Joel 2: 12-18; Psalm 51; 2 Corinthians 5:20–6:20; Matthew 6:1-6, 16-18
“Return to me with your whole heart…”
The prodigal son returned but was it with his whole heart?
It never strikes me as that way. Having realizing he was hungry and poorly treated,
we hear him rehearse his speech for his father as he walked back home.
Were his motives genuine?
His brother did not return.
Lost sheep don’t return; they sit in the high grass waiting to hopefully be found.
What of the rich, young man whom Jesus challenged to sell all his possession and give to the poor? Having sadly walked away from Jesus because of the amount of his possessions,did he ever rethink his choice and return? We don’t know.
After the death of Jesus, the apostles returned; but they returned to their old way of life, fishing.
Returning is not easy.
How often have our motives been mixed or grounded in our more base cravings? Once Lent is over with, how often do we return to our old, comfortable ways of living…sinning? Isn’t it easier to stubbornly hold on to hurts rather then move beyond them?

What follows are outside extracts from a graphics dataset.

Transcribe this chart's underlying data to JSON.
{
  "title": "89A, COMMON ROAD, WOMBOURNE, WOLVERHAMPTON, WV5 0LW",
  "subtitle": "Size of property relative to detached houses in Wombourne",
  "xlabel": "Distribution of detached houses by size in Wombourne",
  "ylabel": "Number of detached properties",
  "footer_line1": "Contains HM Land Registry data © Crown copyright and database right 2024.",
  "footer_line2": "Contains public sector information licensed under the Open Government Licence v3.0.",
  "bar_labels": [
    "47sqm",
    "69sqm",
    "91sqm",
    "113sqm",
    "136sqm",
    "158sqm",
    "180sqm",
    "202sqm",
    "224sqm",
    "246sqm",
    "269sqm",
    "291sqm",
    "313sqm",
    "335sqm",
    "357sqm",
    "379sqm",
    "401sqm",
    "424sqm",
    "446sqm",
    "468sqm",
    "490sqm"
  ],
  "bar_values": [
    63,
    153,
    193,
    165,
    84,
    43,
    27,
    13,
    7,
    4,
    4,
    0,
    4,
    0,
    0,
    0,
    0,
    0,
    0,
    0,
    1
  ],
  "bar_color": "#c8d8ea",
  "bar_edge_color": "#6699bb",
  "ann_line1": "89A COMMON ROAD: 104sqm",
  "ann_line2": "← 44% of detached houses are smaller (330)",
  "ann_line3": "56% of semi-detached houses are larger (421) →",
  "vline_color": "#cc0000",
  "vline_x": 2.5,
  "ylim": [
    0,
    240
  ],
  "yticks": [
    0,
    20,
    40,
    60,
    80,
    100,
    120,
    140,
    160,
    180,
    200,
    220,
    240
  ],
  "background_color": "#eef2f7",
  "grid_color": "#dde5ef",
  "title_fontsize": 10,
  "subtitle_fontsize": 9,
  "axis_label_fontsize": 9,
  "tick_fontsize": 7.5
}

Why in the end do our encounters with Jesus through his Word and Sacraments fail to fully convert us? Why is there a gap, this black hole, between our holiest and cherished religious prayers and practices and what we hope they will accomplish in us?
Might it be an inability on our part to discern what is good for us? Do we submit our desires and hopes to the Father? You know, “thy will be done”. Or do we continually forget to ask God whether the things we want are the things we ought to want?
Returning isn’t easy, is it?
When we return, we may not find things the way they were…including ourselves. Yet “everything is pointless if there’s no way back.”